A Heart Full of Headstones by Ian Rankin
Novel ideas from Catherine
By Catherine Williams, Vice Chairperson, St Duthac Book and Arts Festival
Ian Rankin does not disappoint in this 2023 crime thriller. Once again John Rebus is right at the heart of the book, though it’s an older, slower, inhaler sucking Rebus this time round. Choosing to begin the novel with the end so to speak, in the first chapter, titled Now, we find Rebus in court. Over the years he has been no stranger to courtrooms where sometimes he told the truth and sometimes his evidence might have been embroidered or amnesia had set in. This is the first time Rebus has stood in the dock.
The rest of the book is titled Then, and Rankin sets up the back story with his usual aplomb. Wheelchair bound aged gangster Cafferty is still trying to be the puppet master and he has scores to settle. He employs Rebus to track down a dead man who has been spotted in Edinburgh, a ghost from the past who may be an enigma or may not be dead as everyone believed.
Cafferty claims he wants to put things right with the seemingly back from the dead man, but is he actually dragging Rebus into a spider’s web where the lies and half-truths of the past will finally catch up with the retired policeman? When a cop who is about to squeal on his bent colleagues turns up murdered in a flat previously owned by Cafferty the threads become even more tangled and threaten to implicate Rebus. Has he been set up by someone from his murky past, and how many lines will Rebus cross to save himself?

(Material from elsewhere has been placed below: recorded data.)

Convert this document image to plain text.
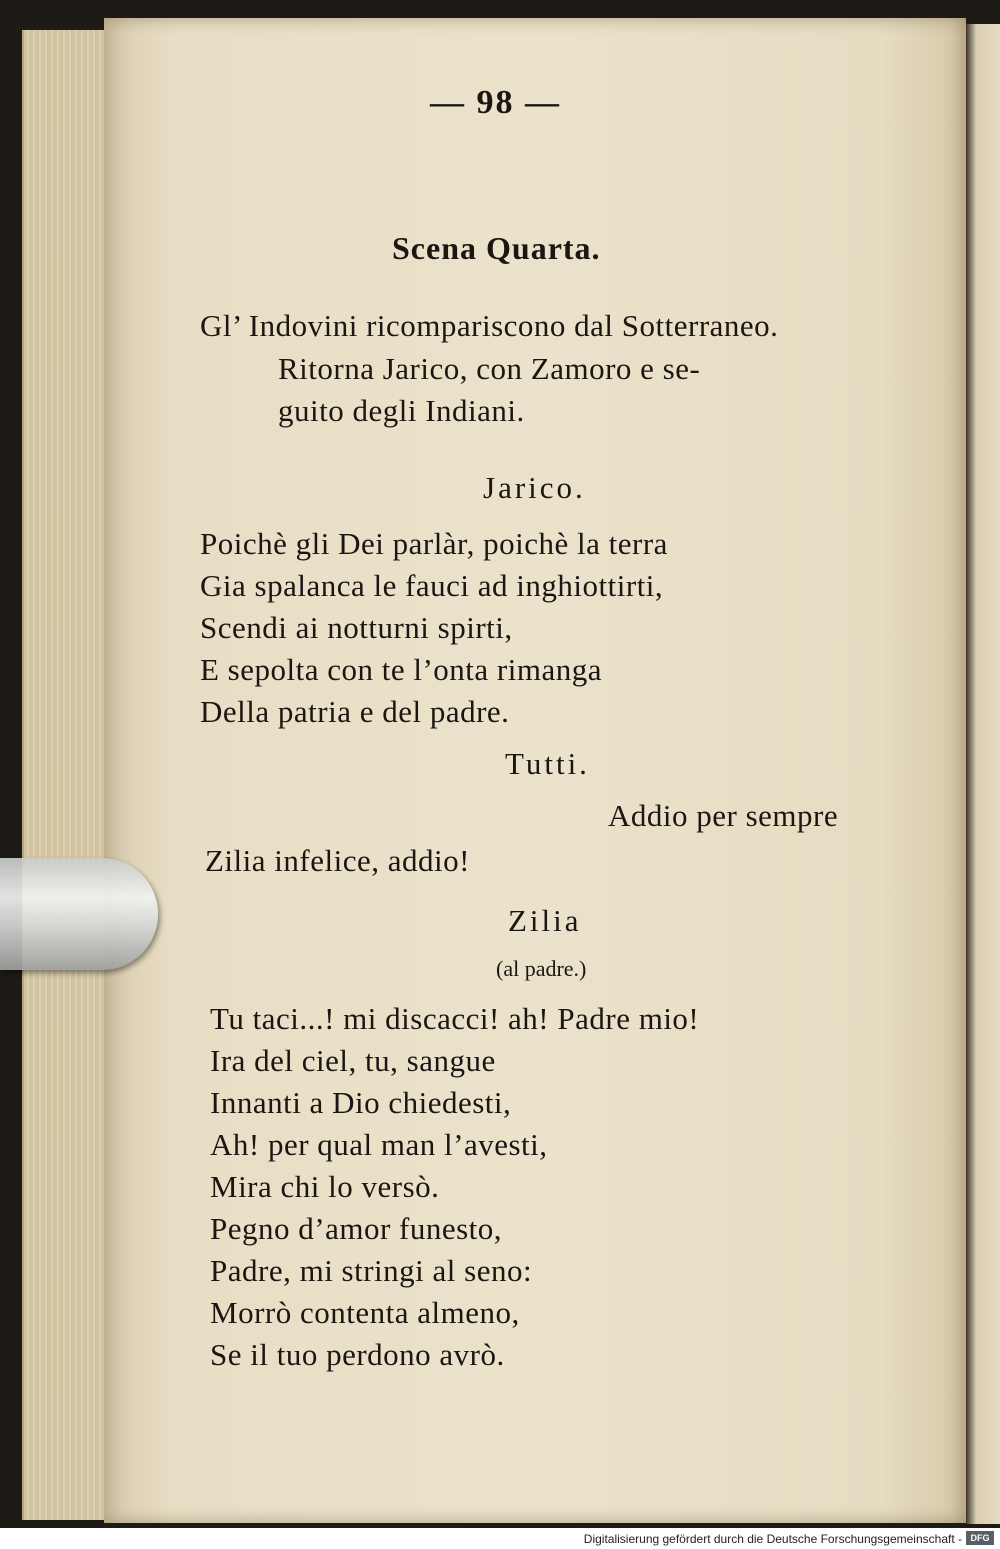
— 98 —
Scena Quarta.
Gl’ Indovini ricompariscono dal Sotterraneo.
Ritorna Jarico, con Zamoro e se-
guito degli Indiani.
Jarico.
Poichè gli Dei parlàr, poichè la terra
Gia spalanca le fauci ad inghiottirti,
Scendi ai notturni spirti,
E sepolta con te l’onta rimanga
Della patria e del padre.
Tutti.
Addio per sempre
Zilia infelice, addio!
Zilia
(al padre.)
Tu taci...! mi discacci! ah! Padre mio!
Ira del ciel, tu, sangue
Innanti a Dio chiedesti,
Ah! per qual man l’avesti,
Mira chi lo versò.
Pegno d’amor funesto,
Padre, mi stringi al seno:
Morrò contenta almeno,
Se il tuo perdono avrò.
Digitalisierung gefördert durch die Deutsche Forschungsgemeinschaft - DFG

DI Siobhan Clarke is investigating the murder and trying hard to keep her distance from Rebus, while the Major Incident Team from Gartcosh becomes involved with the alleged corruption. I used to live there and at that time no-one knew where Gartcosh was!
As always with Ian Rankin books, there is a complexity of story that is often missing from so many other crime writers’ work. With a back catalogue of 24 Rebus novels, Rankin can draw from the rich cast of characters previously created allowing former colleagues, gangsters, ex-girlfriends and dodgy snitches from the past to make appearances here and there, popping up and reminding us of arms being twisted and the straight path to the truth not always being taken.
A Heart Full of Headstones skips along with the readers’ interest always held and satisfied. Rankin has found a way to keep John Rebus going long after retirement, and I thank him for it. I thoroughly recommend this gritty book and hope for many more of Rebus in the future.

I worked for the mobile library service for 28 years, driving and staffing the mobile library that covered Evanton right up to Rosehall and all points in between. Since taking early retirement I have been involved with the St Duthac Book & Arts Festival Group, planning and producing an annual Festival in and around Tain. I am never far from books, and in the coming months myself and colleague Peter Newman will take turns reviewing a book and hopefully introducing you to authors you have not yet tried.